With inflation approaching the magic 3% (not that it means a whole lot), consumers are becoming pressured to continue buying more goods. Real (inflation-adjusted) wages went nowhere in July and over-the-year, they were down. That is, household purchasing power is declining. Even when you add in rising hours worked, income was up minimally since July 2017.
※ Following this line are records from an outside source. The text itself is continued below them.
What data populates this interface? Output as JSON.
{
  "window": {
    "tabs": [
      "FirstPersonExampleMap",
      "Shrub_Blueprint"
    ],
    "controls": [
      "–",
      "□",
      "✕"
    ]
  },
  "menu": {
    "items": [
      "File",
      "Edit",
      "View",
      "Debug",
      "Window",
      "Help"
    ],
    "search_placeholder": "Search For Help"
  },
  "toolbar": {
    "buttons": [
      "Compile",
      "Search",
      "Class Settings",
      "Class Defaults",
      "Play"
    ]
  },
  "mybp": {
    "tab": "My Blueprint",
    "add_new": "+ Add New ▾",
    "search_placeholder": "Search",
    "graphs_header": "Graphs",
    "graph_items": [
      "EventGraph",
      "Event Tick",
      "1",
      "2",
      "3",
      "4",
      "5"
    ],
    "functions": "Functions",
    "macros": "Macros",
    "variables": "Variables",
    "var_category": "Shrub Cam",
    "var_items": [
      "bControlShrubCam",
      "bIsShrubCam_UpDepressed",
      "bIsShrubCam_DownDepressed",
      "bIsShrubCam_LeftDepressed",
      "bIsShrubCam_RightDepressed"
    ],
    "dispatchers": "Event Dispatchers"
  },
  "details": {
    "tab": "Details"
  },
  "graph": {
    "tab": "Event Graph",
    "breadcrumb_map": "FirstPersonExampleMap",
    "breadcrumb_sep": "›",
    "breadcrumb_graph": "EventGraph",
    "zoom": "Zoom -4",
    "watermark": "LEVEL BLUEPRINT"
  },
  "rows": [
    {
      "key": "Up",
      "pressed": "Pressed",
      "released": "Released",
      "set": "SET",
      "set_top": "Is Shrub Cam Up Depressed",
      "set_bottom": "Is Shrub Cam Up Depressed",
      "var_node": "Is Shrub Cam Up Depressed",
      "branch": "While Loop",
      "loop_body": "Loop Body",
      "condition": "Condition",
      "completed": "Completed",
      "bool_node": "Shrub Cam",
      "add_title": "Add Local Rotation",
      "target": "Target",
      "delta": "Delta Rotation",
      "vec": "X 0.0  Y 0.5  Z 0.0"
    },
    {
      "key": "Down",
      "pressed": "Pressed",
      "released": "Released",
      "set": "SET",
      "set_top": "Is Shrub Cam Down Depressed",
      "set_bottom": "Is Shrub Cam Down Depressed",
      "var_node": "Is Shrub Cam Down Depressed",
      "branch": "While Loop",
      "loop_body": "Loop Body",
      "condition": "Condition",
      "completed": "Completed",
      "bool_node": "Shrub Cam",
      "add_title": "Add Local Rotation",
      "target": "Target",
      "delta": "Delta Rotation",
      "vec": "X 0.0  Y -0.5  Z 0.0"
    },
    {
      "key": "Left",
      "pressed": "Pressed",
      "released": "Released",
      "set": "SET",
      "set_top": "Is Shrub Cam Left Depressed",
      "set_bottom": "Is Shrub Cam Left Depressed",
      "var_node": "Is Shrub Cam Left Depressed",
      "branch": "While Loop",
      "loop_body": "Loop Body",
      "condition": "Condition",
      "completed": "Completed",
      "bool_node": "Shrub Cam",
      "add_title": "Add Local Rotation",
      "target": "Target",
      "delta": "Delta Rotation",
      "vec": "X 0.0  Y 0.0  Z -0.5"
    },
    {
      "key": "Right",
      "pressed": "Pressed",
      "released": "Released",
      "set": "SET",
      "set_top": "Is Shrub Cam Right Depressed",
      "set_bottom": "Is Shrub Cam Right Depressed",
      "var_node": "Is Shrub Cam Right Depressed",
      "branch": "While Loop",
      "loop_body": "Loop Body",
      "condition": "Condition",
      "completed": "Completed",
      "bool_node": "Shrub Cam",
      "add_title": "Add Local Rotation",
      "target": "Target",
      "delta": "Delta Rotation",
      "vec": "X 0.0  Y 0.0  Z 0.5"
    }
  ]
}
MARKETS AND FED POLICY IMPLICATIONS: The economy boomed in the spring, fed by rising after-tax income for both businesses and households. And that sugar high should continue for a while. But stronger demand is causing consumer prices to rise faster. While the Consumer Price Index is not the best measure of inflation (the Fed prefers the PCE, the Personal Consumption Expenditure deflator), it is one way of looking at costs. What is worrisome is that the potential inflationary impacts from the tariffs have not had a chance to move through the system. The combination of strong consumer demand, tight labor markets and tariff-induced cost increases points to even higher inflation over the second half of the year. The next reading of the PCE comes out on August 30th. If that index shows faster inflation as well, which I expect, it could lock in not just a rate hike in September but also one in December. As for investors, inflation is just one concern they are trying to deal with. Turkey’s currency implosion and its potential impact on European banks is another. And there continues to be a slow but steady ramping up of the trade skirmishes, especially with China. So the best thing to say is that uncertainty is likely to reign for quite some time and that means we are in for some bumpy days ahead.